Updated

WASHINGTON -- Last October, the Obama administration announced plans to install solar panels on the roof of the White House by the spring of this year, returning the power of the sun to the pinnacle of prominence a quarter-century after Jimmy Carter's pioneering system was taken down.

Spring has come and gone, and the promised panels have yet to see the light of day.

Administration officials blame the complexities of the contracting process, and say the solar project is still an active one. But they can't say when it'll be complete.

Environmental groups say the symbolism is telling -- and disappointing.

"On we'll go," sighed Bill McKibben, founder of the climate activist group 350.org. "One more summer of beautiful, strong sunlight going to waste, just bouncing off the White House roof."

McKibben and other environmentalists say the failure to meet its own deadline reflects an administration that's been long on green rhetoric but sometimes disappointingly short on practical accomplishments.

In last fall's announcement, at a conference of government officials and environmental groups, Energy Secretary Steven Chu was specific. "I'm pleased to announce that, by the end of this spring, there will be solar panels and a solar hot water heater on the roof of the White House," he wrote that day on his departmental website.

Nancy Sutley, chairwoman of the Council on Environmental Quality, added that by installing the system on the most famous roof in America, President Obama was "underscoring (his) commitment to lead and the promise and importance of renewable energy in the United States."

McKibben, who along with other environmentalists had met with White House officials to urge such an installation, was surprised and gratified by the announcement a mere two weeks later. But the missed deadline has left him downcast.

"Nine months is a pretty long time. You can have a baby in that time," he said. "On the list of things that get done, this isn't all that hard. It doesn't require SEAL Team 6. It just requires a good-faith effort. You can just open the Yellow Pages and get page after page of solar installers."

Solar power advocates note that rooftop arrays are no longer the expensive oddity they were in Carter's day. Depending on their locations, homeowners can install systems that will pay for themselves over time.

Administration officials counter that the White House isn't just any old home.

"The Energy Department remains on the path to complete the White House solar demonstration project," Ramamoorthy Ramesh, head of the Energy Department's Solar Technology Program, wrote in a blog post late Monday, adding that further details and timing will be shared "after the competitive procurement process is completed."

Despite the missed deadline, officials maintain climate issues and energy conservation have been a top priority under Obama. They point to higher gas-mileage standards, green-tech incentives in the stimulus plan and presidential visits to wind turbine and electric-vehicle battery plants. Ramesh heads what's called the "SunShot Initiative," a competition that aims to slash the cost of solar power and make it "quicker, easier and cheaper to install."

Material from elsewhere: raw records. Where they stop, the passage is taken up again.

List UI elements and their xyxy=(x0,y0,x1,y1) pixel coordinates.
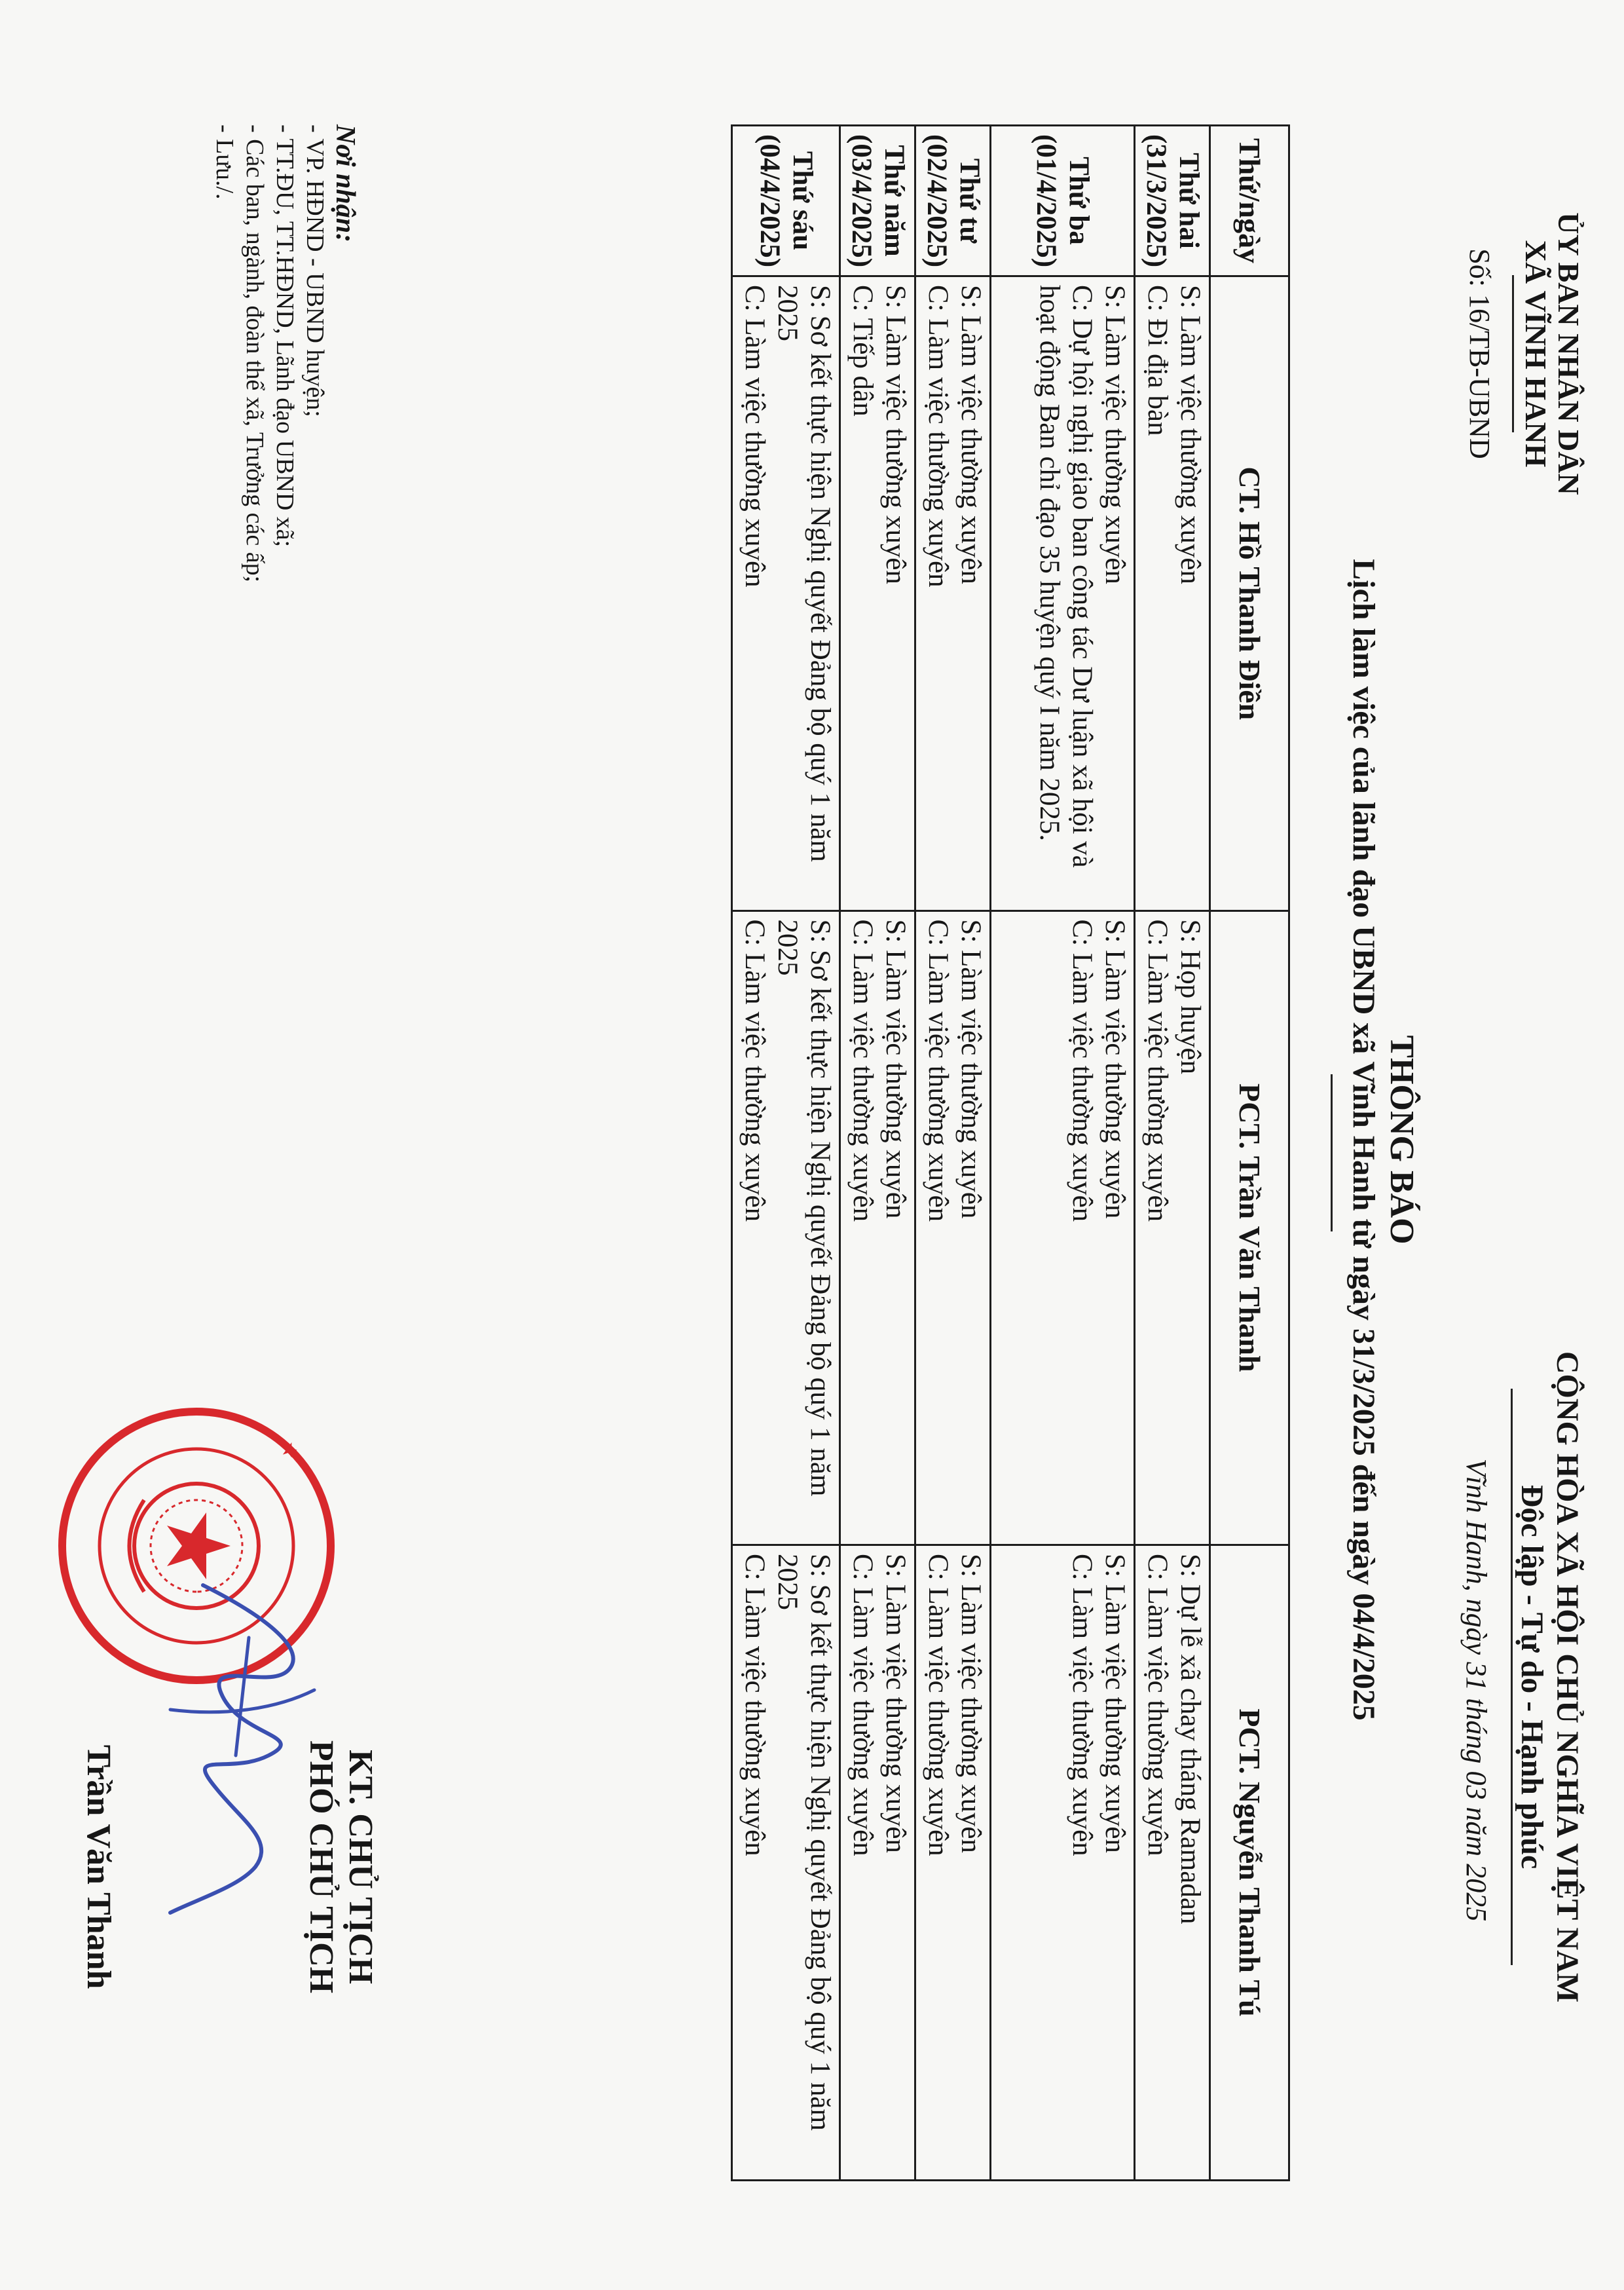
document-title: THÔNG BÁO xyxy=(1383,1035,1420,1245)
table-row xyxy=(1135,126,1210,2181)
table-row xyxy=(991,126,1135,2181)
schedule-cell: S: Làm việc thường xuyên C: Tiếp dân xyxy=(840,276,915,911)
schedule-cell: S: Làm việc thường xuyên C: Dự hội nghị giao ban công tác Dư luận xã hội và hoạt động Ban chỉ đạo 35 huyện quý I năm 2025. xyxy=(991,276,1135,911)
svg-text:★: ★ xyxy=(278,1441,301,1459)
org-underline xyxy=(1512,275,1514,432)
schedule-cell: S: Làm việc thường xuyên C: Làm việc thường xuyên xyxy=(915,276,991,911)
schedule-cell: S: Sơ kết thực hiện Nghị quyết Đảng bộ quý 1 năm 2025 C: Làm việc thường xuyên xyxy=(732,276,840,911)
signature-title-2: PHÓ CHỦ TỊCH xyxy=(303,1740,340,1994)
table-row xyxy=(840,126,915,2181)
schedule-cell: S: Làm việc thường xuyên C: Làm việc thường xuyên xyxy=(840,910,915,1545)
schedule-cell: S: Sơ kết thực hiện Nghị quyết Đảng bộ quý 1 năm 2025 C: Làm việc thường xuyên xyxy=(732,910,840,1545)
motto-underline xyxy=(1511,1389,1513,1965)
header-vice-chairman-1: PCT. Trần Văn Thanh xyxy=(1210,910,1289,1545)
day-cell: Thứ ba (01/4/2025) xyxy=(991,126,1135,276)
header-day: Thứ/ngày xyxy=(1210,126,1289,276)
day-cell: Thứ hai (31/3/2025) xyxy=(1135,126,1210,276)
day-cell: Thứ tư (02/4/2025) xyxy=(915,126,991,276)
header-vice-chairman-2: PCT. Nguyễn Thanh Tú xyxy=(1210,1545,1289,2181)
table-header-row xyxy=(1210,126,1289,2181)
org-line-1: ỦY BAN NHÂN DÂN xyxy=(1552,212,1585,495)
table-row xyxy=(732,126,840,2181)
schedule-cell: S: Làm việc thường xuyên C: Làm việc thường xuyên xyxy=(991,1545,1135,2181)
document-subtitle: Lịch làm việc của lãnh đạo UBND xã Vĩnh Hanh từ ngày 31/3/2025 đến ngày 04/4/2025 xyxy=(1346,559,1381,1721)
day-cell: Thứ sáu (04/4/2025) xyxy=(732,126,840,276)
handwritten-signature xyxy=(131,1559,367,1926)
schedule-cell: S: Dự lễ xã chay tháng Ramadan C: Làm việc thường xuyên xyxy=(1135,1545,1210,2181)
recipient-item: - Lưu./. xyxy=(211,124,238,200)
title-underline xyxy=(1331,1074,1333,1231)
org-line-2: XÃ VĨNH HANH xyxy=(1519,240,1553,468)
table-row xyxy=(915,126,991,2181)
recipients-block xyxy=(210,124,360,1173)
schedule-cell: S: Làm việc thường xuyên C: Đi địa bàn xyxy=(1135,276,1210,911)
header-chairman: CT. Hồ Thanh Điền xyxy=(1210,276,1289,911)
recipient-item: - VP. HĐND - UBND huyện; xyxy=(301,124,329,417)
day-cell: Thứ năm (03/4/2025) xyxy=(840,126,915,276)
nation-motto: Độc lập - Tự do - Hạnh phúc xyxy=(1515,1484,1549,1869)
signature-title-1: KT. CHỦ TỊCH xyxy=(342,1750,379,1984)
schedule-cell: S: Làm việc thường xuyên C: Làm việc thường xuyên xyxy=(915,1545,991,2181)
schedule-table xyxy=(731,124,1290,2181)
nation-name: CỘNG HÒA XÃ HỘI CHỦ NGHĨA VIỆT NAM xyxy=(1550,1351,1585,2003)
signer-name: Trần Văn Thanh xyxy=(80,1744,117,1989)
document-number: Số: 16/TB-UBND xyxy=(1464,248,1496,459)
schedule-cell: S: Làm việc thường xuyên C: Làm việc thường xuyên xyxy=(991,910,1135,1545)
recipients-heading: Nơi nhận: xyxy=(330,124,360,243)
national-heading xyxy=(1514,1166,1585,2188)
schedule-cell: S: Sơ kết thực hiện Nghị quyết Đảng bộ quý 1 năm 2025 C: Làm việc thường xuyên xyxy=(732,1545,840,2181)
recipient-item: - TT.ĐU, TT.HĐND, Lãnh đạo UBND xã; xyxy=(271,124,299,548)
recipient-item: - Các ban, ngành, đoàn thể xã, Trưởng các ấp; xyxy=(241,124,268,583)
schedule-cell: S: Làm việc thường xuyên C: Làm việc thường xuyên xyxy=(915,910,991,1545)
schedule-cell: S: Làm việc thường xuyên C: Làm việc thường xuyên xyxy=(840,1545,915,2181)
schedule-cell: S: Họp huyện C: Làm việc thường xuyên xyxy=(1135,910,1210,1545)
place-and-date: Vĩnh Hanh, ngày 31 tháng 03 năm 2025 xyxy=(1460,1458,1492,1922)
issuing-organization xyxy=(1519,118,1585,590)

But environmentalists look at Obama's plans to boost offshore oil drilling and the collapse of climate change legislation and say the administration's record is mixed. Especially for someone whose convention acceptance speech promised future generations would see his tenure as "the moment when the rise of the oceans began to slow and our planet began to heal."

The record on solar power at 1600 Pennsylvania Avenue began in June 1979, when Carter had 32 panels installed at a cost of $30,000 to provide hot water to West Wing offices. At the time, the Iranian revolution had thrown world oil markets into turmoil and a U.S. energy crisis was in full bloom.

Carter knew his solar panels were an experiment.

"A generation from now, this solar heater can either be a curiosity, a museum piece, an example of a road not taken, or it can be just a small part of one of the greatest and most exciting adventures undertaken by the American people," he said.

His successor, Ronald Reagan, was unimpressed. Aides had the panels removed and shipped to Unity College in Maine, where some of them remain.

Carter wasn't the only president to tap the sun's energy. In early 2003, without a big announcement, George W. Bush's administration had a modest system installed on the roofs of several maintenance buildings to generate small amounts of power for the White House complex and heated water for the mansion's outdoor pool.

Obama, in his public pronouncements, has aggressively promoted solar power along with wind and biofuels as ways of combatting global warming and weaning America off its expensive imported oil habit. He's also declared the federal government should "lead by example" on solar.

However, the administration has long known there might be federal contracting hurdles. To accompany the White House project announcement in October, the Energy Department published a handbook titled "Procuring Solar Energy: A Guide for Federal Facility Decision Makers." It ran to 104 pages.